Allerdings hat AAX bis heute keine Folgenachrichten veröffentlicht. Es wurden nicht nur alle Mitarbeiter entlassen, sondern auch die Plattformdienste eingestellt, sodass sich Benutzer nicht mehr bei AAX anmelden können, um ihre Vermögensstände zu überprüfen.
Neue Entwicklungen im Fall: Die Polizei von Hongkong hat zwei Männer festgenommen
Berichten von Hong Kong 01 zufolge hat die Hongkonger Polizei bisher Berichte von 337 Opfern aus aller Welt erhalten, mit Verlusten in Höhe von 98 Millionen Hongkong-Dollar (ca. 12,55 Millionen US-Dollar). Das Commercial Crime Bureau der Hongkonger Polizei gab gestern auf einer Pressekonferenz bekannt, dass es zwei Männer im Alter von 37 bzw. 44 Jahren festgenommen hat. Einer von ihnen ist ein ehemaliger Mitarbeiter und der andere ist ein Plattformmanager. Beide sind an Plattformentscheidungen beteiligt , Verbreitung falscher Nachrichten und Verwendung illegaler Mittel, um den Betrieb der Handelsplattform zu stoppen.
Quellen zufolge handelt es sich bei den beiden festgenommenen Männern um Liang Haoming, Direktor, Aktionär und CEO von Weigao Capital, und Thor Chan, Gründer und ehemaliger CEO von AAX. Allerdings flüchtet der Drahtzieher des Plans derzeit mit dem Geld und hat Hongkong mit der Wallet und den privaten Schlüsseln von AAX im Wert von 30 Millionen US-Dollar verlassen.
Die gute Nachricht ist, dass der leitende Inspektor der Hongkonger Polizei, Wong Chung-lai, sagte, dass die 30 Millionen US-Dollar nicht missbraucht wurden und es keine Spur eines Verlusts gibt. Die Polizei wird den Geldfluss weiterhin verfolgen.
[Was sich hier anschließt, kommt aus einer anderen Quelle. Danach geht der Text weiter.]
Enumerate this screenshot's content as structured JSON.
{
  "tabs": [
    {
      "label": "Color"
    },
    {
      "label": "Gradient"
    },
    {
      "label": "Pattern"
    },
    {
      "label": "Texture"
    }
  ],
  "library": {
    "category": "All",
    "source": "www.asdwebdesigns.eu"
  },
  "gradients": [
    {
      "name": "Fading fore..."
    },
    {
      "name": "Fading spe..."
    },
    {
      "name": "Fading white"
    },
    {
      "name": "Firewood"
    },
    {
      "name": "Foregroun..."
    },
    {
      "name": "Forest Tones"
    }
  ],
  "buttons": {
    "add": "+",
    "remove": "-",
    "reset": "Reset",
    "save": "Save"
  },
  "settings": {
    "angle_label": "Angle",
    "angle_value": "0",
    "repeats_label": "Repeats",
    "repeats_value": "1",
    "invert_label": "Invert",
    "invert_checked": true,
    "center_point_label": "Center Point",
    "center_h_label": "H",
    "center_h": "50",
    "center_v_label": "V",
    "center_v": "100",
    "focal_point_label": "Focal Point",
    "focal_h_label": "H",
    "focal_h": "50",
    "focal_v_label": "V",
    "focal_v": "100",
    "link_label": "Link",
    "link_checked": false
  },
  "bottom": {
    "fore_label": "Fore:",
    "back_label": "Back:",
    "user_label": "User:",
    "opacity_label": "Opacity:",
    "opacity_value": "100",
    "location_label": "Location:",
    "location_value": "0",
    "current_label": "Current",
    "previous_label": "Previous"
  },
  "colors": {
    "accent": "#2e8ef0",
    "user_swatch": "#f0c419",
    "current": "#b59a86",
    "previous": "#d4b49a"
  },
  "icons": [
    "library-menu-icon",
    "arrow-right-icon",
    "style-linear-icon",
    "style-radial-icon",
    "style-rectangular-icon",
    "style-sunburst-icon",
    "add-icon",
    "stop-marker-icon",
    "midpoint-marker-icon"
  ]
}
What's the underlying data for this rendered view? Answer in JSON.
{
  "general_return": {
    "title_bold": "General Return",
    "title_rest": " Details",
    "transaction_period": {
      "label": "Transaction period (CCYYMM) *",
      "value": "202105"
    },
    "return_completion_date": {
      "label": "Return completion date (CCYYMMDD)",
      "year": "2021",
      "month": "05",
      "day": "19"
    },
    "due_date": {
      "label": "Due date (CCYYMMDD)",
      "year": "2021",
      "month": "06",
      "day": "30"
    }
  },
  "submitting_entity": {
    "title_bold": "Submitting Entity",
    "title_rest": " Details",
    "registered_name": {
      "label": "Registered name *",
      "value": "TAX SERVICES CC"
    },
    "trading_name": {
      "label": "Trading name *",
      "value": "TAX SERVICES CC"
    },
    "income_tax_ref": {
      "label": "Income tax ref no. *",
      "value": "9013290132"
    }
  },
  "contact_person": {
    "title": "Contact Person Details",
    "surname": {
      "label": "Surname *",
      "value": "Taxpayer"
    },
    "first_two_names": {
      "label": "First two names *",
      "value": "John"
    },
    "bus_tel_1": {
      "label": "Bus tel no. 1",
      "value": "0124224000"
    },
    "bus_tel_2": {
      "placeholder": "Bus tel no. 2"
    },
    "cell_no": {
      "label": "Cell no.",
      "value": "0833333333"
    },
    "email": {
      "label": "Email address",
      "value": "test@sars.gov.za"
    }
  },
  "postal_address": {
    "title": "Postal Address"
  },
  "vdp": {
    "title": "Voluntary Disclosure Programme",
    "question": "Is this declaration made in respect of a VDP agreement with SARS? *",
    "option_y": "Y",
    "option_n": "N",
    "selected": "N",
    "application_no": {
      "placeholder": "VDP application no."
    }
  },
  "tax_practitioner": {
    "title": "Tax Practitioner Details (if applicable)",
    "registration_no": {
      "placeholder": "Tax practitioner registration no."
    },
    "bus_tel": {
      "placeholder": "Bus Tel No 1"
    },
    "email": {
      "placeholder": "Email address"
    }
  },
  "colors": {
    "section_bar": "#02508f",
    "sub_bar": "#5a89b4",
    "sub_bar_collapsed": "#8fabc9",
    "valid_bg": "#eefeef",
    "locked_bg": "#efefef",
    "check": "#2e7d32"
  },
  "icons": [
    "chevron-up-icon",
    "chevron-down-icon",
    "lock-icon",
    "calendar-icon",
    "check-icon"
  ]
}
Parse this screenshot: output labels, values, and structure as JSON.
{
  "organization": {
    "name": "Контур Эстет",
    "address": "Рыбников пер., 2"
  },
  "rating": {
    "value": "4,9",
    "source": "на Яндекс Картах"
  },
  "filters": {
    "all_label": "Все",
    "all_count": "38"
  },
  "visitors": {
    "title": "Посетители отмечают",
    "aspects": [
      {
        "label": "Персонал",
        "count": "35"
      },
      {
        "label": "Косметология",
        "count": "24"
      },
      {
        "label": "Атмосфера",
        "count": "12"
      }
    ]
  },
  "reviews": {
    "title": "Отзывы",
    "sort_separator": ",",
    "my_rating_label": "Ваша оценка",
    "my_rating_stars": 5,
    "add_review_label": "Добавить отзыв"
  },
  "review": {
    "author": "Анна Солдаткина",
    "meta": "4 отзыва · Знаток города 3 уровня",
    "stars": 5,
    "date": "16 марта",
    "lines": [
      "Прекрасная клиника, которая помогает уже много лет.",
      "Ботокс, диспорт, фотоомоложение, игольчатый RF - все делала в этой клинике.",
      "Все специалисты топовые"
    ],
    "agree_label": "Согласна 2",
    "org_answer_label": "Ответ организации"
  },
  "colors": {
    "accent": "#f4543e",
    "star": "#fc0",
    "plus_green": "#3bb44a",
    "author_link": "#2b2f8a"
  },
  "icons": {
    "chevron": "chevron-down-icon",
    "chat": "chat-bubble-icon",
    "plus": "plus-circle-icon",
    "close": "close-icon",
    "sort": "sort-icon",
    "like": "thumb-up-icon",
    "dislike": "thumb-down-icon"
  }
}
Darüber hinaus hat die Polizei auch die Bankkonten relevanter Unternehmen und in den Fall verwickelter Personen eingefroren und Immobilien im Wert von rund 7,3 Millionen US-Dollar beschlagnahmt.
Dieser Artikel wurde von der Polizei in Hongkong festgenommen und es wurde vermutet, dass der Drahtzieher noch immer auf freiem Fuß ist. Er erschien erstmals auf Chain News ABMedia.